Cette évolution repose sur la mise à jour de ces derniers, afin qu’ils puissent s’intégrer directement à Mon espace santé. Les médecins et établissement de santé peuvent d’ores et déjà commander ces nouvelles versions compatibles.
Les premiers déploiements ont déjà commencé à l’hôpital et devraient suivre en médecine de ville, courant 2026, pour « répondre aux frustrations sur le terrain », a indiqué Claire Vigier, directrice de projet à la direction du numérique en santé.
Des dispositifs sont également prévus pour permettre aux professionnels d’accéder aux examens d’imagerie médicale, directement à la source.
Temps gagné
À la clé, le ministère de la Santé et l’Assurance maladie promettent « du temps médical gagné » pour les soignants et « une meilleure prise en charge » des patients, grâce à la « mise à disposition des bonnes informations au bon moment ».
Les autorités sur le fait que celle-ci doit s’effectuer dans le strict respect du consentement éclairé du patient, et au moyen d’outils conformes au cadre réglementaire sur la protection des données, un sujet qui fait régulièrement l’objet d’interrogations.

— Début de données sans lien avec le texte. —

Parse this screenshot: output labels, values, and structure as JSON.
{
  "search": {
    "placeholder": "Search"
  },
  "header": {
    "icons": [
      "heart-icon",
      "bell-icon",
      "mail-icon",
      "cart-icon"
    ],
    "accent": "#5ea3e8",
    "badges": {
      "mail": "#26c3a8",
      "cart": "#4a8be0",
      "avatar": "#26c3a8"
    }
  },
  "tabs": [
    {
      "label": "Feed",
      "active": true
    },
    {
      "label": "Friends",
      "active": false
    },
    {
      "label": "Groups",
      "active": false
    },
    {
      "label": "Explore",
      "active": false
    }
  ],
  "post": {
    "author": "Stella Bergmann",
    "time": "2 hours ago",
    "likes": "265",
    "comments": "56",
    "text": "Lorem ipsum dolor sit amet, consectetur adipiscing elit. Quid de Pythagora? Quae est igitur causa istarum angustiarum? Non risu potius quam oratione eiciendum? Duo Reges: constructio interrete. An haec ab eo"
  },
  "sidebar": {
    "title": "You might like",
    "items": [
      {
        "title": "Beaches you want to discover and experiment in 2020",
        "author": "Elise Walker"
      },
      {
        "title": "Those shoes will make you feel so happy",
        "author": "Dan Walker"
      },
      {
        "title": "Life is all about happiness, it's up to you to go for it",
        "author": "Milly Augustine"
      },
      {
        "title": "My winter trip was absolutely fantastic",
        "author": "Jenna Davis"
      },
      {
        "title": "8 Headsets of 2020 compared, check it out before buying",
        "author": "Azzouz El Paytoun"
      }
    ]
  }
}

« Quoi que j’écrive, il m’est nécessaire de savoir pourquoi je l’écris, à quelles fins et quelles conséquences cela peut avoir, puisqu’il s’agit de données personnelles », a rappelé la Dr Patricia Pâme, médecin généraliste parisienne, invitée à partager son expérience du DMP.

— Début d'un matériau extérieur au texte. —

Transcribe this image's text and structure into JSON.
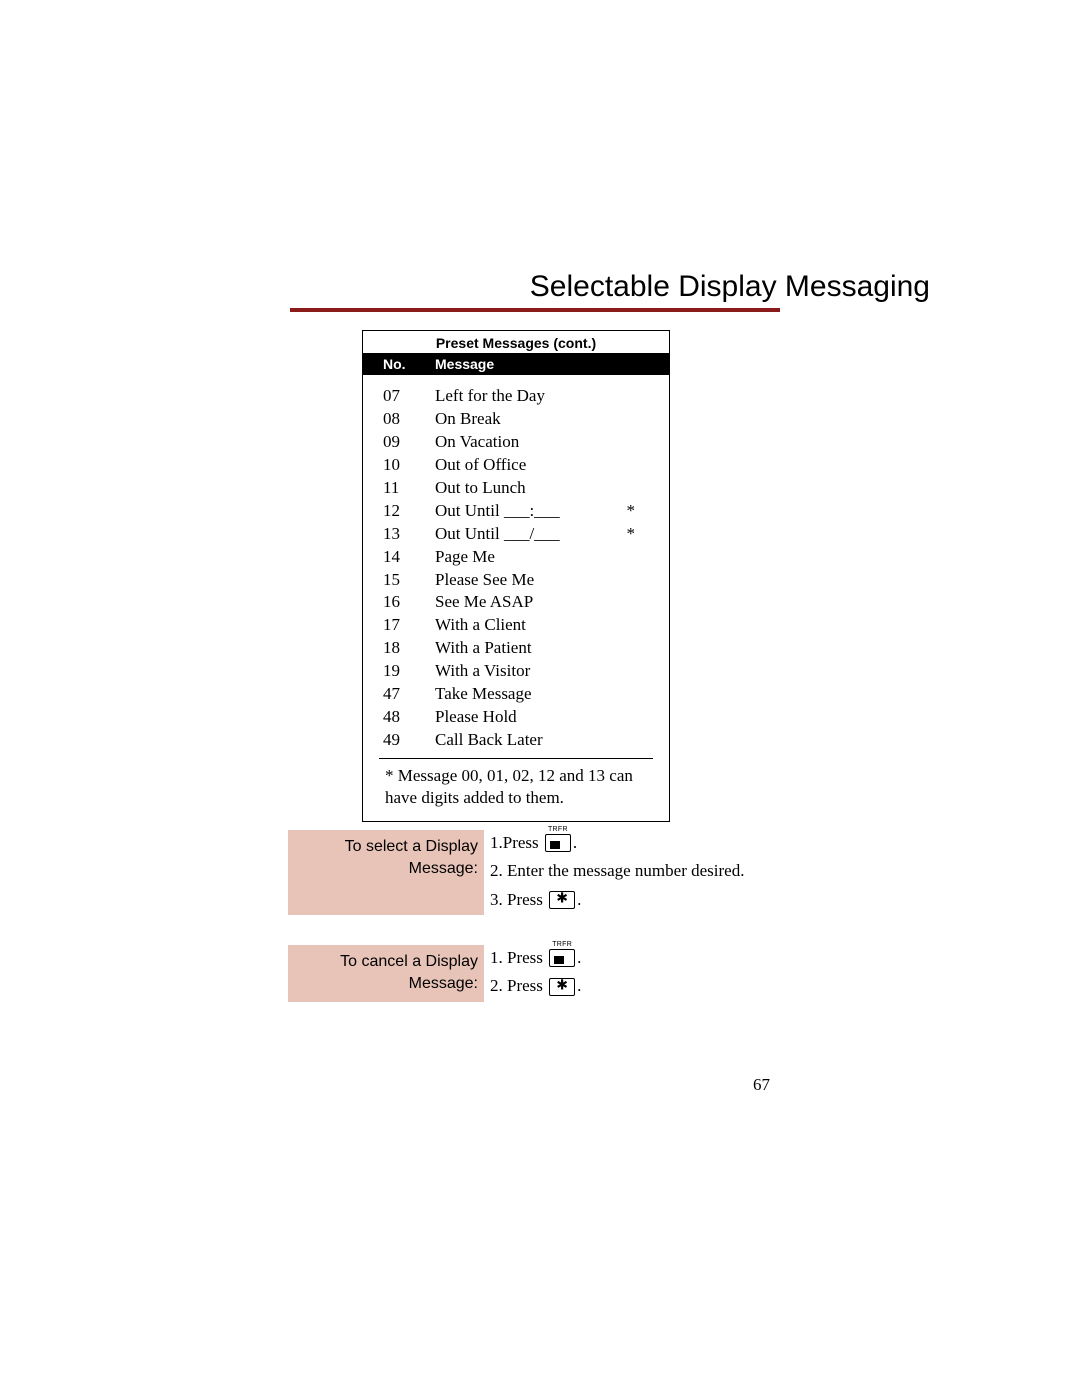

Le respect du consentement du patient doit rester « le point fondamental » d’une relation de confiance, a-t-elle souligné, évoquant « un enjeu de démocratie en santé ».
Des travaux sont également engagés pour améliorer la recherche et la synthèse des informations dans les dossiers patients. Et, « clairement, avec le temps, on va avoir besoin de l’aide de l’IA », a assumé Claire Vigier, indiquant que les acteurs économiques du secteur, ainsi que l’Assurance maladie ont déjà engagé des travaux en ce sens.
Cette nouvelle vague de modernisation s’inscrit dans la « deuxième vague » du Ségur du numérique en santé, ce large programme de 2 milliards d’euros financé par l’Union européenne, lancé après la pandémie de Covid.
Pas de précisions sur d'éventuelles sanctions
Le chantier du DMP a récemment ravivé la colère des médecins libéraux, après l’introduction dans le projet de loi de financement de la Sécurité sociale (PLFSS) d’une sanction financière pour les professionnels ne respectant pas l’obligation d’alimentation. Cette disposition, qui a été censurée sur la forme par le Conseil constitutionnel, ne figure pas dans la version définitive du texte.
Les représentants du ministère n’ont pas précisé si cette mesure pourrait être réintroduite sous une autre forme. « La nouveauté du PLFSS, c’était la sanction en cas de manquement, pas l’obligation en tant que telle », qui, elle, existe depuis plusieurs années, a rappelé Héla Ghariani, déléguée du numérique en santé. Selon elle, cette mesure visait à « éviter tout retour en arrière ».
https://www.whatsupdoc-lemag.fr/article/mon-espace-sante-new-dmp-ah-bon-tes-sur
Depuis début 2022, 24 millions d’assurés ont activé leur espace santé numérique, et la moitié d’entre eux le consultent régulièrement, selon les chiffres fournis par l’Assurance maladie.
Côté professionnels, plus de 420 millions de documents médicaux ont été déposés en 2025, soit 120 millions de plus que l’année précédente. Neuf établissements de santé sur dix et environ deux tiers des médecins de ville l'alimentent, selon les mêmes chiffres.
Le gouvernement vise 40 millions d’utilisateurs de Mon espace santé à l’horizon 2027.